# Minor repairs to Hvy Wt. pass cars



## noelw (Jan 2, 2008)

We were moving some of our pass cars around that still are kept in their boxes, and found a couple of them had something rattling around in them. 
Well... found some of our people that was standing up came unglued, and some headrests pads were off on top of the seats. 
Now fixed have fixed them and check out anything else that was wrong..










Darn..I forgot to notice the sign on the Rest room door. "Out of order." Looked in side and seen this on next photo.










For some reason in some countrys, they don't know what a rest/bath room sink looks like or maybe never used one. .lol. Ours was glued in upside down. 
I had to take a small saw blade to get it out.. 
Not this time, but unusual they have very little glue on any things. Kind like a hit and miss, or dab here or there. lol. 












Now have it glued in, right side up, installed piping on. I put the sink on a small angle to be able to get in and out of the rest room. Still got to get the mirror up yet.











Now just need to get the sign off the door due to a line is waiting for the rest room and no other cars are hooked up to get to any other rest rooms at the moment. 

Guess now.... we need to go to the next pass car box and see what is making noise in that one.

Are we having fun yet? Not sure, but must be...


----------



## Dan Pierce (Jan 2, 2008)

I think that that sink was from Tony W, it is supposed to be upside down north of the equator.


----------



## Dick413 (Jan 7, 2008)

Noel
now you need to put in a clear window and a women standing shaving her arm pit (from emperor of the north)

Dick


----------



## Esppe Pete (Jan 21, 2008)

Clear air turbulance from the turn of the century! Nice car. I wish I would have bought the Sante Fe line instead of the Daylight Hevyweights, it would be much easier to overpaint SP on the more correctly painted car for SP.


----------



## Greg Elmassian (Jan 3, 2008)

Your toilet seat is on backwards too.

Greg


----------



## noelw (Jan 2, 2008)

Greg Elmassian said:


> Your toilet seat is on backwards too.
> 
> Greg


I seen that, but then all of my Hvt Wt. cars tolets seats are the same way I noticed. LoL. like I said.. across the pond they don't use these items I guess so not to sure what they are maybe used for. In some contrary's, I seen when in svc. that some just use the front yards as they make a quick stop strolling down there streets. laf.
So guess pass are going to have to get use to them the way they are..


----------



## Greg Elmassian (Jan 3, 2008)

Yep, they were always assembled wrong. Remember the freight car floors in backwards? Was that way for 8 or 9 years, finally corrected, and then Kader bought Sanda Kan and they went back backwards?

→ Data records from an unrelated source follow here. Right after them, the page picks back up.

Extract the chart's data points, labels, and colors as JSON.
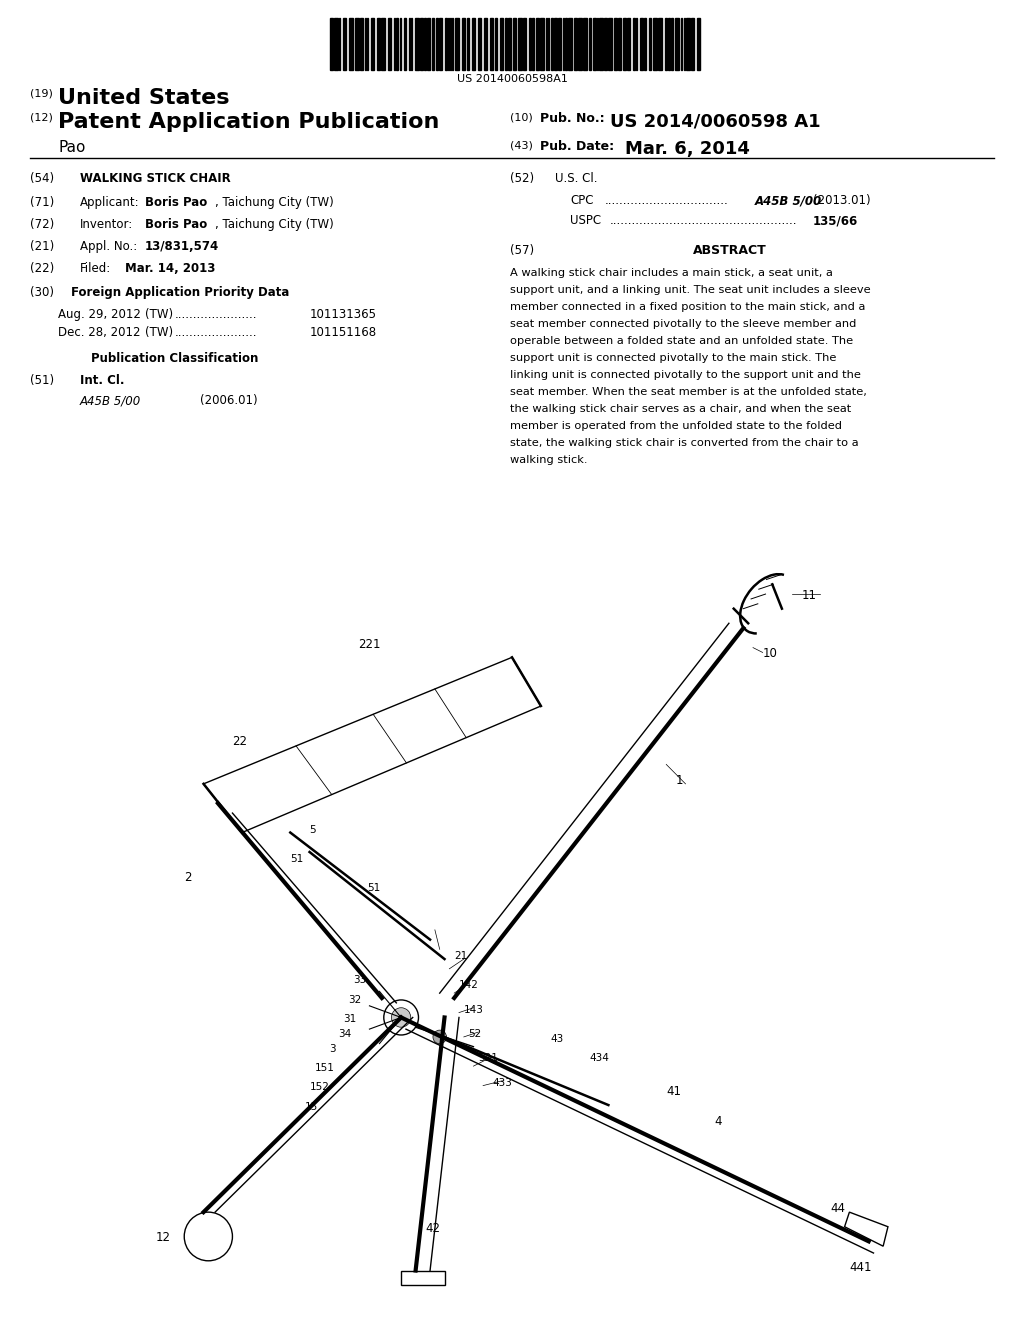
{
  "bg": "#ffffff",
  "barcode_num": "US 20140060598A1",
  "h19_label": "(19)",
  "h19_text": "United States",
  "h12_label": "(12)",
  "h12_text": "Patent Application Publication",
  "h_name": "Pao",
  "h10_label": "(10)",
  "h10_pub_label": "Pub. No.:",
  "h10_pub_val": "US 2014/0060598 A1",
  "h43_label": "(43)",
  "h43_date_label": "Pub. Date:",
  "h43_date_val": "Mar. 6, 2014",
  "f54_num": "(54)",
  "f54_val": "WALKING STICK CHAIR",
  "f71_num": "(71)",
  "f71_label": "Applicant:",
  "f71_bold": "Boris Pao",
  "f71_rest": ", Taichung City (TW)",
  "f72_num": "(72)",
  "f72_label": "Inventor:",
  "f72_bold": "Boris Pao",
  "f72_rest": ", Taichung City (TW)",
  "f21_num": "(21)",
  "f21_label": "Appl. No.:",
  "f21_val": "13/831,574",
  "f22_num": "(22)",
  "f22_label": "Filed:",
  "f22_val": "Mar. 14, 2013",
  "f30_num": "(30)",
  "f30_title": "Foreign Application Priority Data",
  "pri1_date": "Aug. 29, 2012",
  "pri1_ctry": "(TW)",
  "pri1_num": "101131365",
  "pri2_date": "Dec. 28, 2012",
  "pri2_ctry": "(TW)",
  "pri2_num": "101151168",
  "pub_class_title": "Publication Classification",
  "f51_num": "(51)",
  "f51_label": "Int. Cl.",
  "f51_val": "A45B 5/00",
  "f51_date": "(2006.01)",
  "f52_num": "(52)",
  "f52_label": "U.S. Cl.",
  "cpc_label": "CPC",
  "cpc_val": "A45B 5/00",
  "cpc_date": "(2013.01)",
  "uspc_label": "USPC",
  "uspc_val": "135/66",
  "abs_num": "(57)",
  "abs_title": "ABSTRACT",
  "abs_lines": [
    "A walking stick chair includes a main stick, a seat unit, a",
    "support unit, and a linking unit. The seat unit includes a sleeve",
    "member connected in a fixed position to the main stick, and a",
    "seat member connected pivotally to the sleeve member and",
    "operable between a folded state and an unfolded state. The",
    "support unit is connected pivotally to the main stick. The",
    "linking unit is connected pivotally to the support unit and the",
    "seat member. When the seat member is at the unfolded state,",
    "the walking stick chair serves as a chair, and when the seat",
    "member is operated from the unfolded state to the folded",
    "state, the walking stick chair is converted from the chair to a",
    "walking stick."
  ]
}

The secret was finally found out though, but I ain't telling ha ha.

Greg


----------



## Trains (Jan 2, 2008)

That's pretty bad when you can't glue a sink in right!


----------



## Dick413 (Jan 7, 2008)

its all just water over the dam now
Dick


----------



## noelw (Jan 2, 2008)

Dick413 said:


> its all just water over the dam now
> Dick


Yup your right Dick... So we left the OUT OF ORDER sign on the door.. Someday we with get back to the toilet seat repair and get it back right. Then finish up the plumbing on the sink.. lol.


----------



## Dave Meashey (Jan 2, 2008)

Seems like the restroom fixtures are correct in my Sierra passenger cars.

Wait!  I forgot that my cars are so old that they were made in South Korea! Guess that 'splains it.

Oh well, hate it that you have had so much trouble with the heavyweight rest rooms. At least they are corrected now.

Regards,
David Meashey


----------



## Clive Elesmore (Jan 13, 2008)

My Pennsylvania Heavyweights are all boxed up in the roof of the garage (have been the last 7 years), I wonder what I am going to find when I finally retire and start to look at this stuff.

I thought the Chinese always wanted to leave the seat down so their good luck and money would not slide away down the U bend.


----------



## pimanjc (Jan 2, 2008)

*Diner*

Good work on the interiors. Here are a couple of pics of the diner I used to have and outfitted. 


















JimC.


----------